Chile przegrało z „Albicelestes” w
piątek. Jedyną bramkę, już w 16. minucie spotkania, zdobył Leo
Messi, który wykorzystał karnego. Sánchez przebywał na murawie
przez pełne 90 minut, ale nie potrafił wpłynął na wynik meczu.
Przegrana mocno skomplikowała sytuację „La Roja” w tabeli
eliminacji mistrzostw świata. W tym momencie Chilijczycy zajmują w
niej szóste miejsce.
Do niezbyt miłego incydentu z udziałem
gwiazdora Arsenalu doszło już w sobotę, gdy Chilijczycy otrzymali
wolne. Właśnie wtedy 28-latek został złapany przez policję w
okolicach stolicy Chile, Santiago. Przyczyna? Piłkarz jechał z
nadmierną prędkością. W miejscu, w którym obowiązywało
ograniczenie do 120 km/h, jego licznik miał wskazywać 155 km/h.

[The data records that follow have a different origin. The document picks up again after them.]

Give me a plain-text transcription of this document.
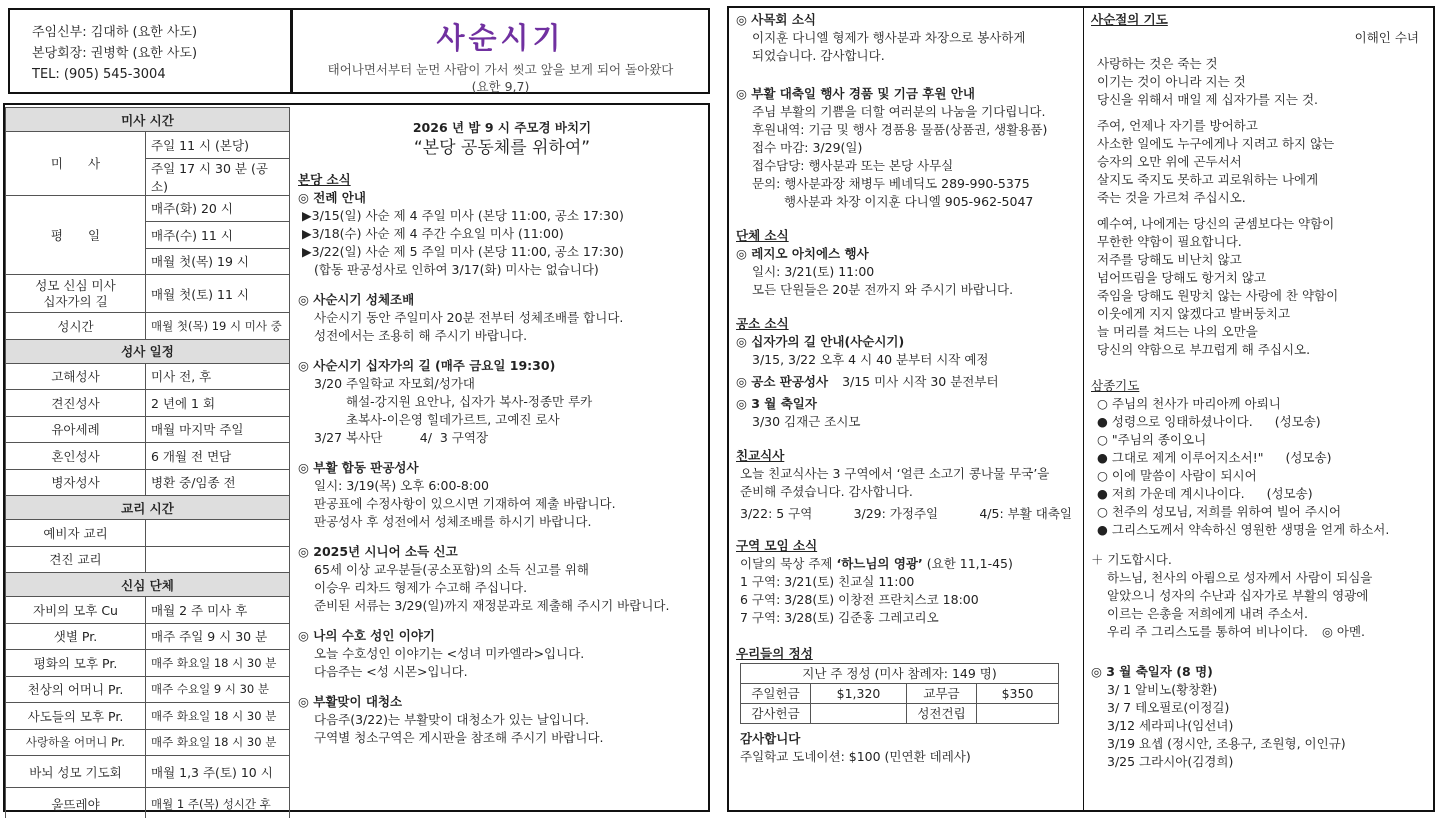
주임신부: 김대하 (요한 사도)
본당회장: 권병학 (요한 사도)
TEL: (905) 545-3004
사순시기
태어나면서부터 눈먼 사람이 가서 씻고 앞을 보게 되어 돌아왔다
(요한 9,7)
미사 시간	
미　　사	주일 11 시 (본당)
	주일 17 시 30 분 (공소)
평　　일	매주(화) 20 시
	매주(수) 11 시
	매월 첫(목) 19 시
성모 신심 미사
십자가의 길	매월 첫(토) 11 시
성시간	매월 첫(목) 19 시 미사 중
성사 일정	
고해성사	미사 전, 후
견진성사	2 년에 1 회
유아세례	매월 마지막 주일
혼인성사	6 개월 전 면담
병자성사	병환 중/임종 전
교리 시간	
예비자 교리	
견진 교리	
신심 단체	
자비의 모후 Cu	매월 2 주 미사 후
샛별 Pr.	매주 주일 9 시 30 분
평화의 모후 Pr.	매주 화요일 18 시 30 분
천상의 어머니 Pr.	매주 수요일 9 시 30 분
사도들의 모후 Pr.	매주 화요일 18 시 30 분
사랑하올 어머니 Pr.	매주 화요일 18 시 30 분
바뇌 성모 기도회	매월 1,3 주(토) 10 시
울뜨레야	매월 1 주(목) 성시간 후
2026 년 밤 9 시 주모경 바치기
“본당 공동체를 위하여”
본당 소식
◎ 전례 안내
▶3/15(일) 사순 제 4 주일 미사 (본당 11:00, 공소 17:30)
▶3/18(수) 사순 제 4 주간 수요일 미사 (11:00)
▶3/22(일) 사순 제 5 주일 미사 (본당 11:00, 공소 17:30)
(합동 판공성사로 인하여 3/17(화) 미사는 없습니다)
◎ 사순시기 성체조배
사순시기 동안 주일미사 20분 전부터 성체조배를 합니다.
성전에서는 조용히 해 주시기 바랍니다.
◎ 사순시기 십자가의 길 (매주 금요일 19:30)
3/20 주일학교 자모회/성가대
해설-강지원 요안나, 십자가 복사-정종만 루카
초복사-이은영 힐데가르트, 고예진 로사
3/27 복사단　　　4/  3 구역장
◎ 부활 합동 판공성사
일시: 3/19(목) 오후 6:00-8:00
판공표에 수정사항이 있으시면 기재하여 제출 바랍니다.
판공성사 후 성전에서 성체조배를 하시기 바랍니다.
◎ 2025년 시니어 소득 신고
65세 이상 교우분들(공소포함)의 소득 신고를 위해
이승우 리차드 형제가 수고해 주십니다.
준비된 서류는 3/29(일)까지 재정분과로 제출해 주시기 바랍니다.
◎ 나의 수호 성인 이야기
오늘 수호성인 이야기는 <성녀 미카엘라>입니다.
다음주는 <성 시몬>입니다.
◎ 부활맞이 대청소
다음주(3/22)는 부활맞이 대청소가 있는 날입니다.
구역별 청소구역은 게시판을 참조해 주시기 바랍니다.
◎ 사목회 소식
이지훈 다니엘 형제가 행사분과 차장으로 봉사하게
되었습니다. 감사합니다.
◎ 부활 대축일 행사 경품 및 기금 후원 안내
주님 부활의 기쁨을 더할 여러분의 나눔을 기다립니다.
후원내역: 기금 및 행사 경품용 물품(상품권, 생활용품)
접수 마감: 3/29(일)
접수담당: 행사분과 또는 본당 사무실
문의: 행사분과장 채병두 베네딕도 289-990-5375
행사분과 차장 이지훈 다니엘 905-962-5047
단체 소식
◎ 레지오 아치에스 행사
일시: 3/21(토) 11:00
모든 단원들은 20분 전까지 와 주시기 바랍니다.
공소 소식
◎ 십자가의 길 안내(사순시기)
3/15, 3/22 오후 4 시 40 분부터 시작 예정
◎ 공소 판공성사 3/15 미사 시작 30 분전부터
◎ 3 월 축일자
3/30 김재근 조시모
친교식사
오늘 친교식사는 3 구역에서 ‘얼큰 소고기 콩나물 무국’을
준비해 주셨습니다. 감사합니다.
3/22: 5 구역	3/29: 가정주일	4/5: 부활 대축일
구역 모임 소식
이달의 묵상 주제 ‘하느님의 영광’ (요한 11,1-45)
1 구역: 3/21(토) 친교실 11:00
6 구역: 3/28(토) 이창전 프란치스코 18:00
7 구역: 3/28(토) 김준홍 그레고리오
우리들의 정성
지난 주 정성 (미사 참례자: 149 명)			
주일헌금	$1,320	교무금	$350
감사헌금		성전건립	
감사합니다
주일학교 도네이션: $100 (민연환 데레사)
사순절의 기도
이해인 수녀
사랑하는 것은 죽는 것
이기는 것이 아니라 지는 것
당신을 위해서 매일 제 십자가를 지는 것.
주여, 언제나 자기를 방어하고
사소한 일에도 누구에게나 지려고 하지 않는
승자의 오만 위에 곤두서서
살지도 죽지도 못하고 괴로워하는 나에게
죽는 것을 가르쳐 주십시오.
예수여, 나에게는 당신의 굳셈보다는 약함이
무한한 약함이 필요합니다.
저주를 당해도 비난치 않고
넘어뜨림을 당해도 항거치 않고
죽임을 당해도 원망치 않는 사랑에 찬 약함이
이웃에게 지지 않겠다고 발버둥치고
늘 머리를 쳐드는 나의 오만을
당신의 약함으로 부끄럽게 해 주십시오.
삼종기도
○ 주님의 천사가 마리아께 아뢰니
● 성령으로 잉태하셨나이다. (성모송)
○ "주님의 종이오니
● 그대로 제게 이루어지소서!" (성모송)
○ 이에 말씀이 사람이 되시어
● 저희 가운데 계시나이다. (성모송)
○ 천주의 성모님, 저희를 위하여 빌어 주시어
● 그리스도께서 약속하신 영원한 생명을 얻게 하소서.
＋ 기도합시다.
하느님, 천사의 아룀으로 성자께서 사람이 되심을
알았으니 성자의 수난과 십자가로 부활의 영광에
이르는 은총을 저희에게 내려 주소서.
우리 주 그리스도를 통하여 비나이다. ◎ 아멘.
◎ 3 월 축일자 (8 명)
3/ 1 알비노(황창환)
3/ 7 테오필로(이정길)
3/12 세라피나(임선녀)
3/19 요셉 (정시안, 조용구, 조원형, 이인규)
3/25 그라시아(김경희)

Sánchezowi natychmiast odebrano prawo jazdy. Oprócz tego, 12 kwietnia będzie musiał stawić się w ojczyźnie na rozprawie, która rozstrzygnie o ostatecznej karze.
Wcześniej, bo w najbliższą środę jego reprezentacja zmierzy się w bardzo ważnym z jej punktu widzenia kolejnym meczu eliminacyjnym z Wenezuelą.